“草薙剣” 三倭神刀悟

意識の奥の闇が、かすかに揺らめいた。
今まで何度も味わってきた不快な感触。だが同時に、ひどく甘美な香りを放つ存在。

<歪み>。

俺――三倭神刀悟はそう呼んでいる。
ここ、名古屋の地の龍脈の乱れ。心に取り憑き、暴走を促す力の塊。俺に――いや、俺たち影宮のメンバーにとっての最大の敵。

だが……。

かつて俺を振るい邪悪と戦った主の姿を、なぜか心の中に思い浮かべていた。主を失ってから数百年が経つというのに、その姿は未だに色褪せない。
それだけ俺にとってかけがえのない人物だったということか。
それとも――主を守りきれなかったという罪が重いせいなのだろうか。
俺は、答えを見出だせないでいる。

仲間がこのことを知ったら、どう思うだろうか? 幹部の晶などは呆れて文句を言い続けるだろうし、宴楽は「お前さん、本当に堅物じゃな」と言うことだろう。雷顕は何も言わずに俺を見守るだけかもしれない。

そして、それより若い仲間は……俺のことを腑甲斐なく思うのだろうか? ネットワークのリーダーとして、俺は相応しくない――そう思われても仕方のないことだ。

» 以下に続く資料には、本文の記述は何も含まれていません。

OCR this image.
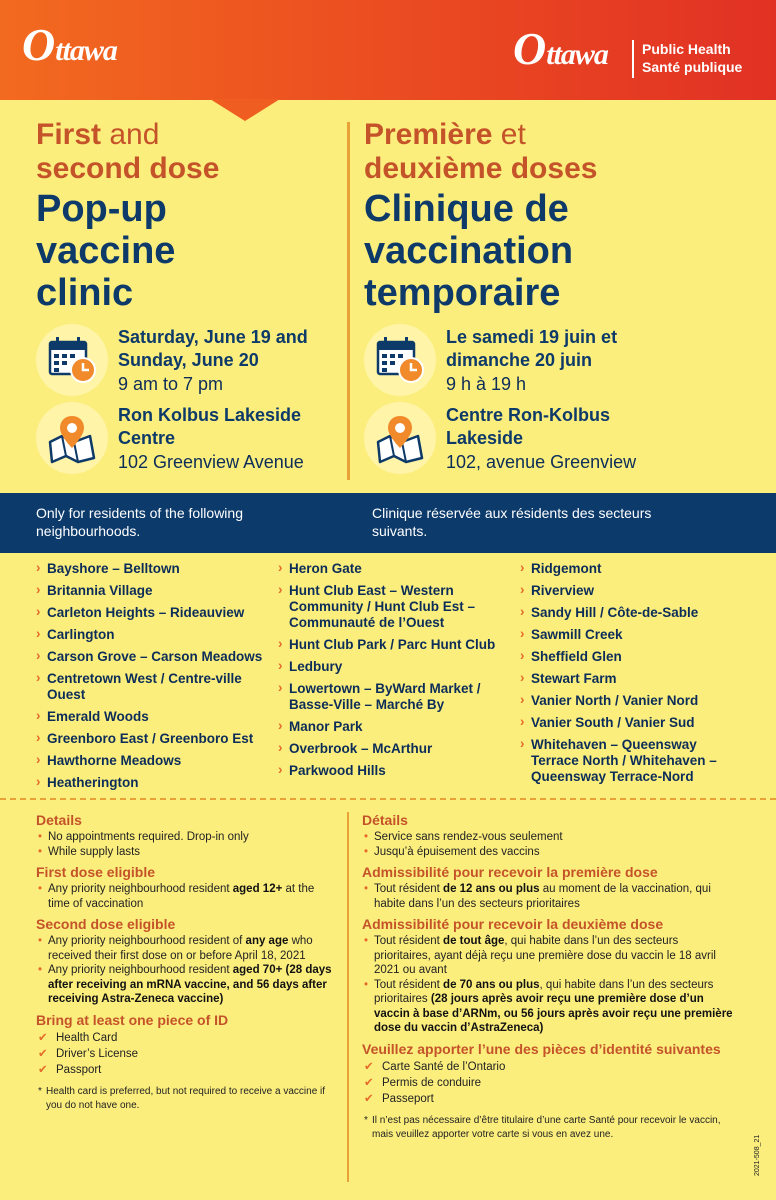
Ottawa	Ottawa Public Health
Santé publique
First and
second dose
Pop-up
vaccine
clinic
Saturday, June 19 and
Sunday, June 20
9 am to 7 pm
Ron Kolbus Lakeside
Centre
102 Greenview Avenue
Première et
deuxième doses
Clinique de
vaccination
temporaire
Le samedi 19 juin et
dimanche 20 juin
9 h à 19 h
Centre Ron-Kolbus
Lakeside
102, avenue Greenview
Only for residents of the following neighbourhoods.
Clinique réservée aux résidents des secteurs suivants.
› Bayshore – Belltown
› Britannia Village
› Carleton Heights – Rideauview
› Carlington
› Carson Grove – Carson Meadows
› Centretown West / Centre-ville Ouest
› Emerald Woods
› Greenboro East / Greenboro Est
› Hawthorne Meadows
› Heatherington
› Heron Gate
› Hunt Club East – Western Community / Hunt Club Est – Communauté de l’Ouest
› Hunt Club Park / Parc Hunt Club
› Ledbury
› Lowertown – ByWard Market / Basse-Ville – Marché By
› Manor Park
› Overbrook – McArthur
› Parkwood Hills
› Ridgemont
› Riverview
› Sandy Hill / Côte-de-Sable
› Sawmill Creek
› Sheffield Glen
› Stewart Farm
› Vanier North / Vanier Nord
› Vanier South / Vanier Sud
› Whitehaven – Queensway Terrace North / Whitehaven – Queensway Terrace-Nord
Details
• No appointments required. Drop-in only
• While supply lasts
First dose eligible
• Any priority neighbourhood resident aged 12+ at the time of vaccination
Second dose eligible
• Any priority neighbourhood resident of any age who received their first dose on or before April 18, 2021
• Any priority neighbourhood resident aged 70+ (28 days after receiving an mRNA vaccine, and 56 days after receiving Astra-Zeneca vaccine)
Bring at least one piece of ID
✔ Health Card
✔ Driver’s License
✔ Passport
* Health card is preferred, but not required to receive a vaccine if you do not have one.
Détails
• Service sans rendez-vous seulement
• Jusqu’à épuisement des vaccins
Admissibilité pour recevoir la première dose
• Tout résident de 12 ans ou plus au moment de la vaccination, qui habite dans l’un des secteurs prioritaires
Admissibilité pour recevoir la deuxième dose
• Tout résident de tout âge, qui habite dans l’un des secteurs prioritaires, ayant déjà reçu une première dose du vaccin le 18 avril 2021 ou avant
• Tout résident de 70 ans ou plus, qui habite dans l’un des secteurs prioritaires (28 jours après avoir reçu une première dose d’un vaccin à base d’ARNm, ou 56 jours après avoir reçu une première dose du vaccin d’AstraZeneca)
Veuillez apporter l’une des pièces d’identité suivantes
✔ Carte Santé de l’Ontario
✔ Permis de conduire
✔ Passeport
* Il n’est pas nécessaire d’être titulaire d’une carte Santé pour recevoir le vaccin, mais veuillez apporter votre carte si vous en avez une.
2021-508_21
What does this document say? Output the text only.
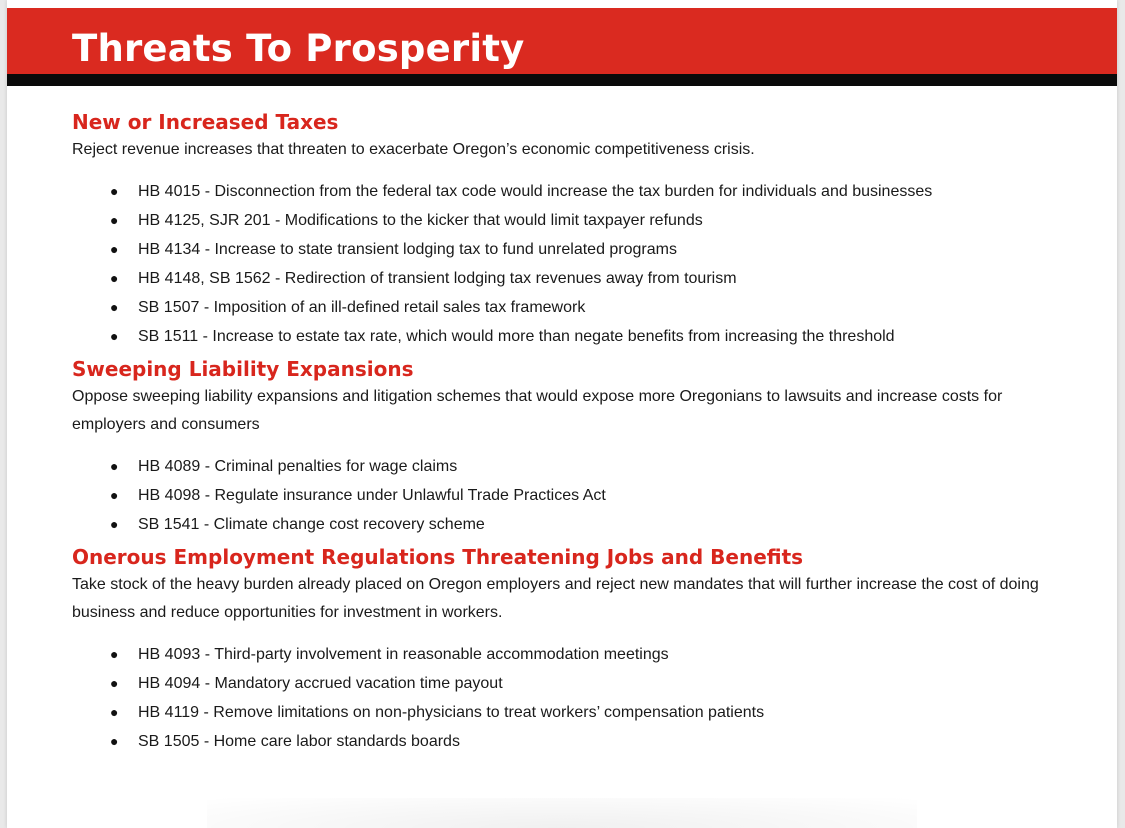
Threats To Prosperity
New or Increased Taxes

Reject revenue increases that threaten to exacerbate Oregon’s economic competitiveness crisis.

● HB 4015 - Disconnection from the federal tax code would increase the tax burden for individuals and businesses
● HB 4125, SJR 201 - Modifications to the kicker that would limit taxpayer refunds
● HB 4134 - Increase to state transient lodging tax to fund unrelated programs
● HB 4148, SB 1562 - Redirection of transient lodging tax revenues away from tourism
● SB 1507 - Imposition of an ill-defined retail sales tax framework
● SB 1511 - Increase to estate tax rate, which would more than negate benefits from increasing the threshold
Sweeping Liability Expansions

Oppose sweeping liability expansions and litigation schemes that would expose more Oregonians to lawsuits and increase costs for employers and consumers

● HB 4089 - Criminal penalties for wage claims
● HB 4098 - Regulate insurance under Unlawful Trade Practices Act
● SB 1541 - Climate change cost recovery scheme
Onerous Employment Regulations Threatening Jobs and Benefits

Take stock of the heavy burden already placed on Oregon employers and reject new mandates that will further increase the cost of doing business and reduce opportunities for investment in workers.

● HB 4093 - Third-party involvement in reasonable accommodation meetings
● HB 4094 - Mandatory accrued vacation time payout
● HB 4119 - Remove limitations on non-physicians to treat workers’ compensation patients
● SB 1505 - Home care labor standards boards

事実、俺は迷い始めている。「剣」としての自分と、「リーダー」としての自分。今まではその2つがぶつかり合うことなどないと思っていたし、実際そうだった。

しかし、現在。

少しずつ、この2つが軋轢を起こしかけている。<歪み>によって引き起こされた事件は、確実に<影宮>を――いや、俺を蝕んでいるのだ。

<歪み>の正体。それは……。

駄目だ。
俺は首を横に振った。中途半端な憶測は迷いを膨らませる。そして膨らんだ迷いは、俺自身の決断を鈍らせていく。それだけは避けなくてはならない。どんなことがあっても。

俺は、障子戸を開けた。

「あ、刀悟さん! お邪魔してま〜す」
「遅かったな」
「まったくね。私をここまで待たせた男も珍しいわ」

仲間たちはすでに集まっている。<歪み>や邪悪な妖怪たちが関わる事件を最小限に防ぐために戦う、信頼すべき仲間。

「……迷うことなど、ありはしないのにな」
「何か言うたか、刀悟?」
「単なる独り言でしょ、最近多いし」
「刀悟さん、老け込むには早いよ! 俺と一緒に熱血しようぜ!」
「失礼な物言いは控えた方がいいですね」
「おいおい、それより話を進めよう。こっちも仕事上、遊んでられないしな」

ふと、笑みがこぼれる。
そう、迷うことなどない。「剣」であろうと「リーダー」であろうと、彼らは俺にとってかけがえのない存在なのだから。

「静かにしろ。今回の<歪み>の発生地点は――」

ただ、心の隅に引っ掛かるものが1つ。

――我が主よ。貴方にも仲間がいれば、あるいは……。

意識の奥の闇が、また揺らめいた。小さく、だが俺を迷いに引きずり込もうとする闇。

それは、俺の中の<歪み>なのかもしれない……。